The US Commerce Department is teaming up with Google to develop chips for researchers and tech startups.
The US is working to revitalize its semiconductor industry, recently passing the CHIPS Act, which set aside $52 billion to help companies fund the building and expansion of foundries and factories. Even before the passage of the bill, however, Google and the Commerce Department’s National Institute of Standards and Technology (NIST) were planning to collaborate on new chips for researchers.
The goal is to make open source chips that are freely available to academia. While large companies often have access to whatever semiconductors they need, the same cannot be said for universities and independent researchers, whose budget is often far more limited. The new chips will specifically be aimed at helping researchers develop “new nanotechnology and semiconductor devices.”
Under the terms of the deal, Google will fund the initial production of the chips, with Skywater Technology tasked with manufacturing them at its Bloomington, Minnesota foundry. For its part, NIST will be responsible for designing the chip circuitry.

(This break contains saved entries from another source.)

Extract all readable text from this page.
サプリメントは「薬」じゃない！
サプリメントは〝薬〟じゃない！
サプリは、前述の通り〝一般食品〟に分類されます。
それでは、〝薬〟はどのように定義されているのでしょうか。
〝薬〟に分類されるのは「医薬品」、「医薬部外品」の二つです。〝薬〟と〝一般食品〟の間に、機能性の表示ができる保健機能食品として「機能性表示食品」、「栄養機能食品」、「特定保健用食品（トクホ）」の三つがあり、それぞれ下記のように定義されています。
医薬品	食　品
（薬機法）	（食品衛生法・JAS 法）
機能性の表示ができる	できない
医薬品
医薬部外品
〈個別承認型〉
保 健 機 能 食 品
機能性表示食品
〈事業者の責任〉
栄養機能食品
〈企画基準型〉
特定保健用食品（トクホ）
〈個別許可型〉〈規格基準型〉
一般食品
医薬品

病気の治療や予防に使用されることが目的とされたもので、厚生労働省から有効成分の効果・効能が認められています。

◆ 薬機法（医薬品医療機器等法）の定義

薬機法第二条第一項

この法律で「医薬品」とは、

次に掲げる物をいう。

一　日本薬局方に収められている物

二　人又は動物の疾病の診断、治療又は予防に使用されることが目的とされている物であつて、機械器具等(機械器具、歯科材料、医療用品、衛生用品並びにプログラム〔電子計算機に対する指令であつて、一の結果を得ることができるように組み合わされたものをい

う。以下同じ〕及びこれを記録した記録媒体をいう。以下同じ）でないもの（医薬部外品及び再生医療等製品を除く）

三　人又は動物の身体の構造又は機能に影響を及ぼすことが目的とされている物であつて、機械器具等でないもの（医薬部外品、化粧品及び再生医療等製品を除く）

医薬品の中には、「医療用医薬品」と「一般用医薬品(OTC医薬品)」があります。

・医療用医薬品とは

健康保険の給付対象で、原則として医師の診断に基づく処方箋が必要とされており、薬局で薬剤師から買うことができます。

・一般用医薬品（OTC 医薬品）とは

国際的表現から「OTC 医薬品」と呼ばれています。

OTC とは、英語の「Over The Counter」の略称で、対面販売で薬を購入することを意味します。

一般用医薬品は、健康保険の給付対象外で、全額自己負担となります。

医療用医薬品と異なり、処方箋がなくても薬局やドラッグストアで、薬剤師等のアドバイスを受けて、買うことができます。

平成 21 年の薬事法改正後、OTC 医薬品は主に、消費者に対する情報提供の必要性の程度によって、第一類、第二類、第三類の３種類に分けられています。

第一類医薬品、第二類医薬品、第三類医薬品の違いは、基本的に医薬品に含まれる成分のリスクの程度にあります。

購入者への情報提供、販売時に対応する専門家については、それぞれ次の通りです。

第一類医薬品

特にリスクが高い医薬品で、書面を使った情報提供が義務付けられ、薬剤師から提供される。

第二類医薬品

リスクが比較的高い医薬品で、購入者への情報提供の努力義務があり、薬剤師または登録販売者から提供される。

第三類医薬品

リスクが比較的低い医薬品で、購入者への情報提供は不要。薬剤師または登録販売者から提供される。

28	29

“By creating a new and affordable domestic supply of chips for research and development, this collaboration aims to unleash the innovative potential of researchers and startups across the nation,” said Under Secretary of Commerce for Standards and Technology and NIST Director Laurie E. Locascio. “This is a great example of how government, industry and academic researchers can work together to enhance U.S. leadership in this critically important industry.”